Open MPI logo

Open MPI User's Mailing List Archives

  |   Home   |   Support   |   FAQ   |   all Open MPI User's mailing list

From: Marcelo Maia Garcia (marcelomgarcia_at_[hidden])
Date: 2007-01-16 07:06:26


Hi.

  I am having some problems in integrating OpenMPI 1.2b2 with SGE.

  I running the DLPOLY3 code made with pathscale 2.5 compiler suite, the OS
is Red Hat EL4, and network is Gigabit.

  When I run interactively (mpirun -np 64 --hostfile ./nodes16_slots4.txt
(...)/DLPOLY.Y, everything goes fine. But when I use SGE I got the following
error:
    Signal:7 info.si_errno:0(Success) si_code:2()
    Failing at addr:0x4a2823
   (...)
  [node023:07187] mca_btl_tcp_frag_send: writev failed with errno=104
  [node067:06766] mca_btl_tcp_frag_send: writev failed with errno=104
  [node023:07185] mca_btl_tcp_frag_send: writev failed with errno=104
  [node067:06764] mca_btl_tcp_frag_send: writev failed with errno=104
I configured de PE as suggest by the list[1], except for the
"allocation_rule" that I changed to "$fill_up" , like O. Letho[2].
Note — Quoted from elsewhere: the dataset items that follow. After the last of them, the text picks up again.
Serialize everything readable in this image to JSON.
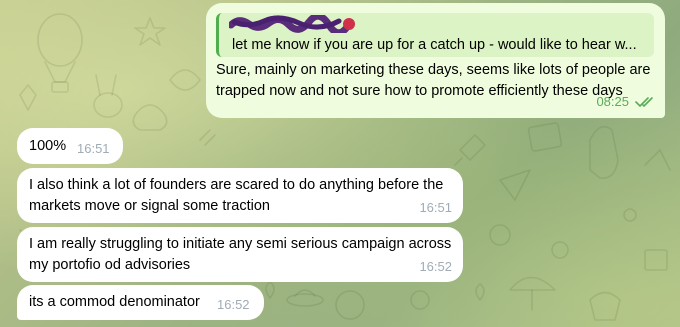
{
  "chat": {
    "outgoing_message": {
      "reply_preview_text": "let me know if you are up for a catch up - would like to hear w...",
      "text": "Sure, mainly on marketing these days, seems like lots of people are trapped now and not sure how to promote efficiently these days",
      "time": "08:25",
      "status_icon": "double-check-icon"
    },
    "incoming_messages": [
      {
        "text": "100%",
        "time": "16:51"
      },
      {
        "text": "I also think a lot of founders are scared to do anything before the markets move or signal some traction",
        "time": "16:51"
      },
      {
        "text": "I am really struggling to initiate any semi serious campaign across my portofio od advisories",
        "time": "16:52"
      },
      {
        "text": "its a commod denominator",
        "time": "16:52"
      }
    ]
  },
  "colors": {
    "outgoing_bubble": "#effdde",
    "incoming_bubble": "#ffffff",
    "reply_accent": "#4fae4e",
    "time_outgoing": "#5bab5a",
    "time_incoming": "#a0acb6",
    "redaction_scribble": "#5a2d7a"
  }
}
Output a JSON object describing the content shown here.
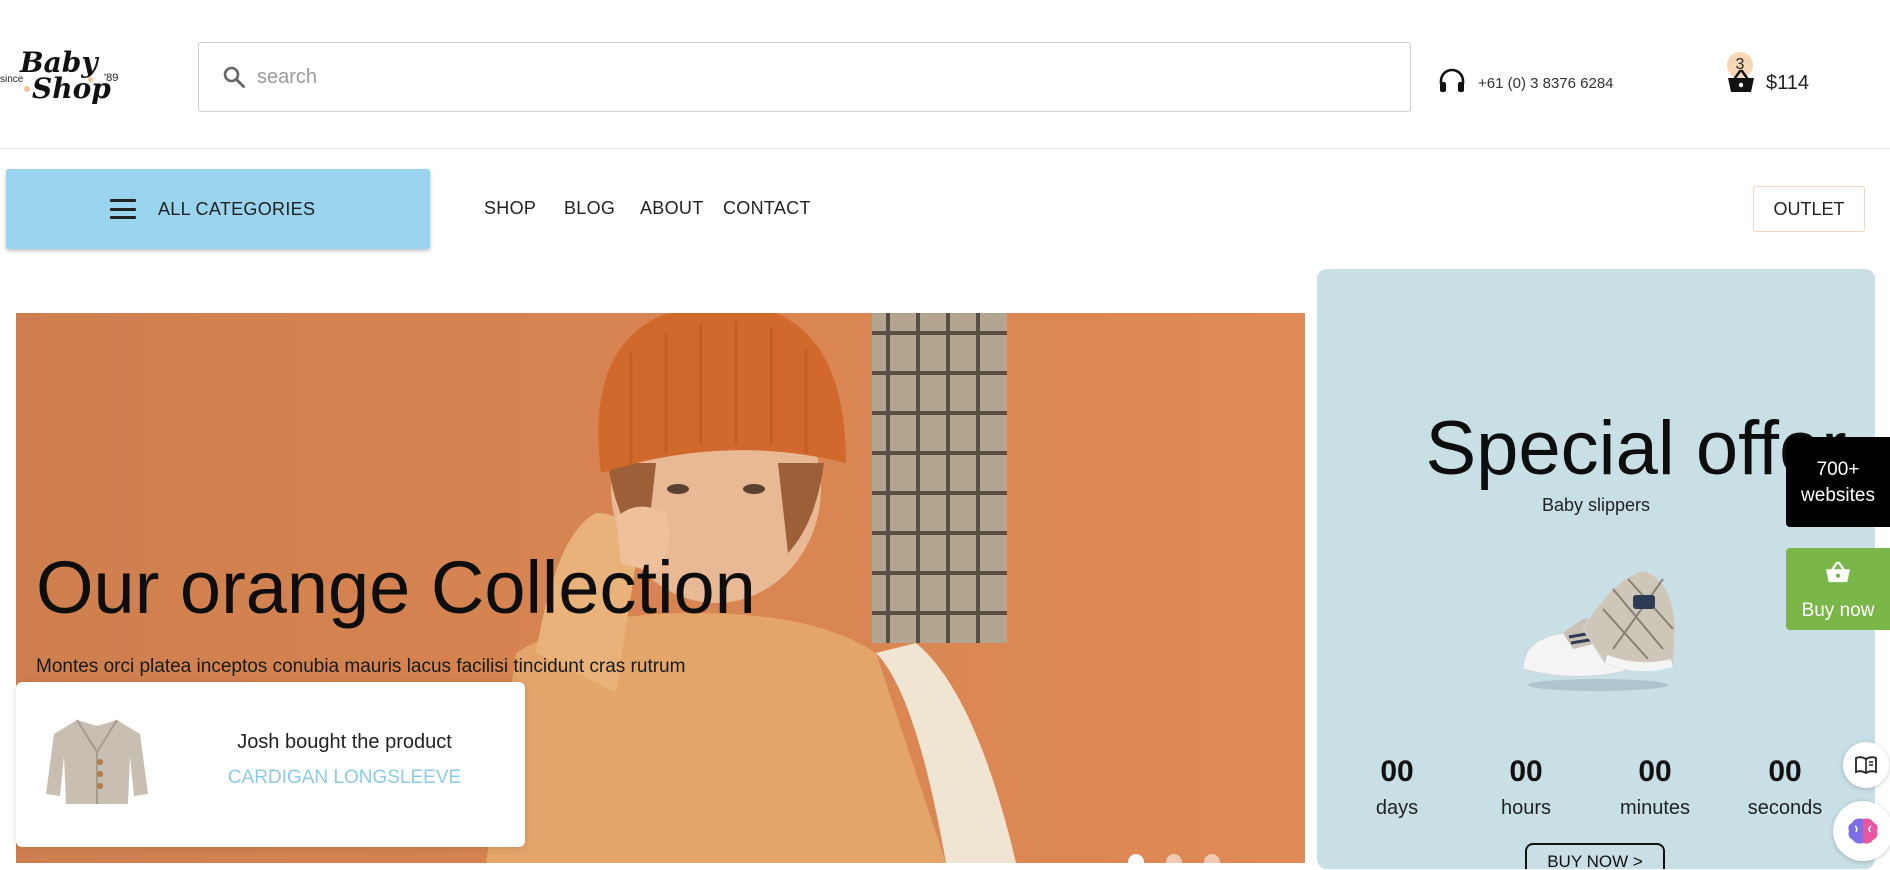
{
  "logo": {
    "since": "since",
    "word1": "Baby",
    "word2": "Shop",
    "year": "'89"
  },
  "search": {
    "placeholder": "search"
  },
  "phone": {
    "number": "+61 (0) 3 8376 6284"
  },
  "cart": {
    "count": "3",
    "total": "$114"
  },
  "nav": {
    "categories_label": "ALL CATEGORIES",
    "items": [
      "SHOP",
      "BLOG",
      "ABOUT",
      "CONTACT"
    ],
    "outlet_label": "OUTLET"
  },
  "hero": {
    "title": "Our orange Collection",
    "subtitle": "Montes orci platea inceptos conubia mauris lacus facilisi tincidunt cras rutrum",
    "slides": 3,
    "active_slide": 1
  },
  "toast": {
    "message": "Josh bought the product",
    "product": "CARDIGAN LONGSLEEVE"
  },
  "offer": {
    "title": "Special offer",
    "subtitle": "Baby slippers",
    "countdown": [
      {
        "value": "00",
        "unit": "days"
      },
      {
        "value": "00",
        "unit": "hours"
      },
      {
        "value": "00",
        "unit": "minutes"
      },
      {
        "value": "00",
        "unit": "seconds"
      }
    ],
    "button_label": "BUY NOW >"
  },
  "widgets": {
    "sites_line1": "700+",
    "sites_line2": "websites",
    "buy_now": "Buy now"
  },
  "colors": {
    "categories_bg": "#9ad4ee",
    "hero_bg": "#d88655",
    "offer_bg": "#c8dfe6",
    "buy_widget": "#7ab648",
    "product_link": "#8ccbe8"
  }
}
  The ompi_info reports the gridengine correctly
                 [ocf_at_master TEST2]$ ompi_info | grep gridengine
                    MCA ras: gridengine (MCA v1.0, API v1.3, Component v1.2)
                    MCA pls: gridengine (MCA v1.0, API v1.3, Component v1.2)
and the queue has the PE
                    [ocf_at_master TEST2]$ qconf -sq ocf.q | grep pe_list
                    pe_list mpich-uni mpich-multi openmp

  Does anyone has/had similar problems with SGE?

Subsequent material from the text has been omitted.